Chiswick Records - Making It

 Home >> Features >> Chiswick >> Making It 

Like Lee Woods of Raw records you started with a stall / record shop. What made you make the leap to starting a record label ?
I think more than anything we were inspired by the people who ran independent record labels in the US from the 40s to the 60s - King, Stax, Sun, Aladdin. Imperial etc etc. Ted and I were sold on the romance of making a record and just selling it however it could be sold. Ted would drive around in his battered Peugeot selling records out of the trunk to shops on our first release – The Count Bishops EP (Speedball 976). There had been very few British independent labels before us. There was Island and Virgin run by guys who were well off from the start, and there was RAK and UK run by successful producers, but not much in the way of a street based operation with absolutely no money. As the Desperate Bicycle’s first single said – ‘It was easy it was cheap go and do it’. I think that up to then everyone had assumed that making and pressing a record required a lot of money, whereas the truth has always been that promoting a record into the charts is the thing that costs money.

Count Bishops - Speedball
Chiswicks fist single

If in doubt..get a scantily clad woman out! 
Radio Stars - Dirty Pictures

4 different sleeves and some coloured vinyl for the Damned's Love Song. It was a smasheroo!

Lastly. Lee Wood said he never understood basically the freebie side of the business & promotion . How did you find this running a small label ? What sort of promotion did you give singles ?

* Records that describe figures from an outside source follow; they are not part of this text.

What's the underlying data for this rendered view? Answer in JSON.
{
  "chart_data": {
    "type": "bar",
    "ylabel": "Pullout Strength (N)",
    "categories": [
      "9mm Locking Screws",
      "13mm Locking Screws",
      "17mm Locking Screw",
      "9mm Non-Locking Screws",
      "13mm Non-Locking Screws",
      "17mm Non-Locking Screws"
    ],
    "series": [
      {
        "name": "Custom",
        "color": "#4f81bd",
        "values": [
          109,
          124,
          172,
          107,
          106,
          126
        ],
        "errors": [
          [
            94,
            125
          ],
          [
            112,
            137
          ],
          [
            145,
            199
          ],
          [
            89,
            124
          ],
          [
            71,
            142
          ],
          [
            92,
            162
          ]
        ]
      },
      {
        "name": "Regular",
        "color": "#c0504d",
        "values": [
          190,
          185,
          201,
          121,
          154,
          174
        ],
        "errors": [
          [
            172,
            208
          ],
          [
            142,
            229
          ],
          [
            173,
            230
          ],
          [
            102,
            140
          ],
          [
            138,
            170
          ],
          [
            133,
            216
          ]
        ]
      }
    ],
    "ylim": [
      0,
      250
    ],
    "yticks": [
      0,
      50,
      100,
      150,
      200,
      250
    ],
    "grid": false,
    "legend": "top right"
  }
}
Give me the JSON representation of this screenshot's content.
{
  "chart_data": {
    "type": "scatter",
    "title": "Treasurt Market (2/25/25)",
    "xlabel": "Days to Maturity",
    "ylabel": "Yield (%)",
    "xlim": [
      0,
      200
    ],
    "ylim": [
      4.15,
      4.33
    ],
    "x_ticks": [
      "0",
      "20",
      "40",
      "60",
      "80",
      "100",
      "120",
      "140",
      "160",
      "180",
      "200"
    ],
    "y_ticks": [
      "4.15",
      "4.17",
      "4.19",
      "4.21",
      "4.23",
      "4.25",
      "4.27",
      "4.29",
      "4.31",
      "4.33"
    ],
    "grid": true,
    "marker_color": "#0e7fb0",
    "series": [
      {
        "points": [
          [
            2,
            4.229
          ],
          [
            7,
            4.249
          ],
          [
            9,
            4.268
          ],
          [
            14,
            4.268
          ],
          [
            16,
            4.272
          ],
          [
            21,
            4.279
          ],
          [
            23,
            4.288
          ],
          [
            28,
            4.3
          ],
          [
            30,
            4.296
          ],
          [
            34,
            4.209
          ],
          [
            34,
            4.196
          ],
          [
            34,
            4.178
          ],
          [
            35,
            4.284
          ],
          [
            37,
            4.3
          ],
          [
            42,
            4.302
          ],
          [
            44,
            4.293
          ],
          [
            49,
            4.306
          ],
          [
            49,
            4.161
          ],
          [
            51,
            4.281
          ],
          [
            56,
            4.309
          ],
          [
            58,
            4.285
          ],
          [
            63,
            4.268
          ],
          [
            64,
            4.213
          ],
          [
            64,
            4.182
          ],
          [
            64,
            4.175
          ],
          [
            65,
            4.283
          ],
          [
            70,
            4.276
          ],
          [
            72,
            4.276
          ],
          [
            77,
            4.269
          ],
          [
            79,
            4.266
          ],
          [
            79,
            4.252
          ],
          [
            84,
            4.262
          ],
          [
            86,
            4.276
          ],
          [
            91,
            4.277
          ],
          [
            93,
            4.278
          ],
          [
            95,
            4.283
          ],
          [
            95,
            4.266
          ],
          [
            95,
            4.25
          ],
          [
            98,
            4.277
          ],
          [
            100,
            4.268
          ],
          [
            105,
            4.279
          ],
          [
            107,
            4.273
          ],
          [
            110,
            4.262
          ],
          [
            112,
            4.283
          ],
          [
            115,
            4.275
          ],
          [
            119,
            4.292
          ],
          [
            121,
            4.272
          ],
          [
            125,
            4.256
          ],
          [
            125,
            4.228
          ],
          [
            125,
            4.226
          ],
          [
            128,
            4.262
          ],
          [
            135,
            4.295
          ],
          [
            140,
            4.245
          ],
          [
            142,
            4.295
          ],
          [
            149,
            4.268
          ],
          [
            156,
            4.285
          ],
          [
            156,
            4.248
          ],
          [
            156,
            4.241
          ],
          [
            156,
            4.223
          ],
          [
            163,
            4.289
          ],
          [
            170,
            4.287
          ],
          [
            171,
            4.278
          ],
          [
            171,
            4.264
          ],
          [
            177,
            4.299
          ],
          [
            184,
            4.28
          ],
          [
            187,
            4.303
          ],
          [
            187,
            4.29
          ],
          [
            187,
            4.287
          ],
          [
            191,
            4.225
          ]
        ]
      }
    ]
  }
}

Well we used it to full advantage I think. We were among the first to use coloured vinyl and invented the multiple picture sleeve with the four Damned shots on Love Song . Basically you had to give records away to the chart return shops to make sure that they had them in stock. Then a team of housewives would go in and buy them up. Friendly dealers might be encouraged to put in the extra sales in exchange for a consideration. It was all dreadfully corrupt, but at least everyone was being dreadfully corrupt. It was viewed as a bit of a game. I would say however that you couldn’t hype an absolute turkey and make it stick. The record had to have some appeal to some section of the populace or the act had to have a genuine following. It was not unknown to co-opt fan clubs into buying up singles from chart shops.

What was your best selling punk single and worst ?
Best selling punk single was probably Love Song and I haven’t a clue what the worst seller was. Somewhere in the bowels of the accounts the figure is there. Punk sold pretty well, it was some of the pop stuff we did that turkied out.

In the early ‘80s we got out of the pop end of things. Partly we didn’t have a clue about the kind of records that were becoming hits and partly the introduction of the video seemed to really up the cost of hyping to beyond a joke. It got to the point where you would lose money on even a hit single and just hoped to sell enough albums or break the act in America. Really the odds lengthened at that point and we retired to re-issue land where we have been happily ever since.